What should we do in terms of further pushing this area of investigation? In addition to metagenomic sequencing, [we will need to be] collecting all this useful information [such as] diet, treatment, and so on, experimenting in mice, and trying to find what is important. What is important may not be the most evident, but a group of cells may have evidence for the function of doing this. This is a real complex target and a very challenging question.

TARGETED ONCOLOGY:What is the unmet need you’re trying to address with this research?

Zarour:There are a lot of things missing. Basically, the PD-1 antibody has really been a game changer. We are at [a point where] 30% to 40% of melanoma patients respond to this. However, some still do not respond, so the combination of anti—PD-1 and anti–CTLA-4 could be better.
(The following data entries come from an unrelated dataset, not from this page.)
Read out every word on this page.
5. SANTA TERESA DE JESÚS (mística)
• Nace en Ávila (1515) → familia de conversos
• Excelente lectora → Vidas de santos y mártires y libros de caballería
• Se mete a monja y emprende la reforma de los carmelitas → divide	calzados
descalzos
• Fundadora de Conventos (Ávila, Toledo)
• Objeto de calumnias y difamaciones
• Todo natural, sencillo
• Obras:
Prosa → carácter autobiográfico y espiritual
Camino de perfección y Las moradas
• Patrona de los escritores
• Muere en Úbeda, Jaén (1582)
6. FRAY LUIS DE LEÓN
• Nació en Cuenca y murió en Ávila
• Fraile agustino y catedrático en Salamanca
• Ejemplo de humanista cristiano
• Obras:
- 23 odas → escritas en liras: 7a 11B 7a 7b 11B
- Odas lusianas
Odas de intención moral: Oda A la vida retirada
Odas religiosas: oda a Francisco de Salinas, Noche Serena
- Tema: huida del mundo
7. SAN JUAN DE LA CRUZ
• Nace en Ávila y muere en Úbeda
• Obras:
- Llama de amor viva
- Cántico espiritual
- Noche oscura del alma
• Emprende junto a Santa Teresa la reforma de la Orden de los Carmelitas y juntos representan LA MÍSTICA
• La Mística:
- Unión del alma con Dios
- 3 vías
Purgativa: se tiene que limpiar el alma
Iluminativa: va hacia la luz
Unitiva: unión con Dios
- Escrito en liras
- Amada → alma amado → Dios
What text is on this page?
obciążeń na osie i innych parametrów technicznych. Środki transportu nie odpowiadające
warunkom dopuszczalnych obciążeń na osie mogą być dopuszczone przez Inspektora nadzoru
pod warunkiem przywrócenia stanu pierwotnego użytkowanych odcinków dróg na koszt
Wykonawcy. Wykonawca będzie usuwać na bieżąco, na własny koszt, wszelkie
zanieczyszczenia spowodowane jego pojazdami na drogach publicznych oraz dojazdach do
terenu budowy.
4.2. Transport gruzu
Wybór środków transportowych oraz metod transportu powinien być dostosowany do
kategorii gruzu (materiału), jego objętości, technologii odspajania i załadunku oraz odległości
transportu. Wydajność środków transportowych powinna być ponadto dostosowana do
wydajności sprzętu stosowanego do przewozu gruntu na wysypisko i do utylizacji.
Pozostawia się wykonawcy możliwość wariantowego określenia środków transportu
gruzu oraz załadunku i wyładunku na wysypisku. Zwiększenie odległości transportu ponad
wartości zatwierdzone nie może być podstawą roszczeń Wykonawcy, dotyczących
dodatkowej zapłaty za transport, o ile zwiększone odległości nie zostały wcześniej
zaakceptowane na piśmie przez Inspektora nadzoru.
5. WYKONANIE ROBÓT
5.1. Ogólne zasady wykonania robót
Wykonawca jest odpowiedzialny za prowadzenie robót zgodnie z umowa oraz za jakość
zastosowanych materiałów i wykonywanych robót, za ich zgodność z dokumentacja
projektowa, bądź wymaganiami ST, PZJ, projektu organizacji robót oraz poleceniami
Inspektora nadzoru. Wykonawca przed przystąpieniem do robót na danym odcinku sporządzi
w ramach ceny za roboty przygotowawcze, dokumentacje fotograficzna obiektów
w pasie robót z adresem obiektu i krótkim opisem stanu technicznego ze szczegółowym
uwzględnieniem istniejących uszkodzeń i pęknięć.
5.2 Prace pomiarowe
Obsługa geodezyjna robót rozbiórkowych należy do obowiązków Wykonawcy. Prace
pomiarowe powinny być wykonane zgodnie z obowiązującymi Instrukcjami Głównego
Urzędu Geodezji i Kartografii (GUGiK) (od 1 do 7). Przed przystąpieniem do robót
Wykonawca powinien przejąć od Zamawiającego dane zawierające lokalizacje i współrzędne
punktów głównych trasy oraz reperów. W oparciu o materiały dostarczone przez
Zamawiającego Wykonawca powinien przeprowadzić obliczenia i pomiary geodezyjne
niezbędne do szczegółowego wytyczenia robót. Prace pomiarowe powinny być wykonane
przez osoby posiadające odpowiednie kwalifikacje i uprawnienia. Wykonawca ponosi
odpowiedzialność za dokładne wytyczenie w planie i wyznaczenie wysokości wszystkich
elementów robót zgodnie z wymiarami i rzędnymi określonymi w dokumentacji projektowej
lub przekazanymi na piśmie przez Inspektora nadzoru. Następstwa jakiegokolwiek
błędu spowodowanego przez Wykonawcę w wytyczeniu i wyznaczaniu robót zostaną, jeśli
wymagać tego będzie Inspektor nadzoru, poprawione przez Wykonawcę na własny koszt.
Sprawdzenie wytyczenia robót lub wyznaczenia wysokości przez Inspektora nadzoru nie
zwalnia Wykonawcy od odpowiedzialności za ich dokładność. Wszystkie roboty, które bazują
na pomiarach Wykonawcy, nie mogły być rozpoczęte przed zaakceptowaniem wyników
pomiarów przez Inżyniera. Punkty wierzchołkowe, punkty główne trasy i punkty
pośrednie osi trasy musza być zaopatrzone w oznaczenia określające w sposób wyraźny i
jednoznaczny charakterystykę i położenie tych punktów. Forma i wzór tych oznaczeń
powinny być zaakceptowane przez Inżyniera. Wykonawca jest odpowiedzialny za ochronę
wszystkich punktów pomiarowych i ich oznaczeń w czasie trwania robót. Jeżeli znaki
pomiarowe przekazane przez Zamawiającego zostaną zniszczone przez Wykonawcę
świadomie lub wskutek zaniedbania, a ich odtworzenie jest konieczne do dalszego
We don’t know in the long-term if the response will be any better, so we still need to wait, but the majority of patients need alternative treatment.

I think that now with a better understanding of the mechanism that impedes tumor T cell response in the tumor microenvironment, you can see if this is really adding anything that could play a role in the tumor microenvironment. This microbiome story could open the door to antibiotics, probiotics, diet intervention, etc. once we know what we want to achieve. You can see that already some groups are moving in some [of these] directions in terms of what we see based on these data.

We already have designed a trial which is a fecal microbiota transplant. The reason why we did that is 2-fold. The first is that at that time we didn’t think we had enough data to select a common group of cells. With the data I’m going to present going in the same direction, we still don’t know what to give, so it’s too soon to do that.

We had the idea of doing the fecal microbiota transplant. As you know, this has been done already in the clinic for people with some infection, such as colitis. Most of those patients are cured with 1 single administration of a fecal microbiota transplant from a normal donor. This is safe, and it can be implemented easily in the clinic. The main question is, what donor are you going to pick? We agree that this is a difficult question, so we have decided to take from a long-term complete responder who did extremely well for a long time after receiving an anti-PD-1 antibody. This was the first criteria. The second, which we thought was also important, was we initially hoped the meta-analytic data could really define our group of common cells that are responsible for causing therapy response and can refine the donor with this information, but the data does not go in this direction, so for now it is clinical outcome. Once we know better about the group of bacteria that are linked to response, maybe we can refine the selection of donors at this point.

TARGETED ONCOLOGY:What would you say is your main message about this topic?

Zarour:There are multiple things. The first, and what I think is the most important, is that giving antibiotics to patients who are receiving immunotherapy may not be as [effective]. You need to really think twice about if a patient needs antibiotics because you may no longer be deleterious to a specific therapy, so you need to be extra careful. I think that’s the main thing. In terms of diet, it is too soon to say, but in the future, we may have some data which is important. Hopefully that is more information that will come out in these studies.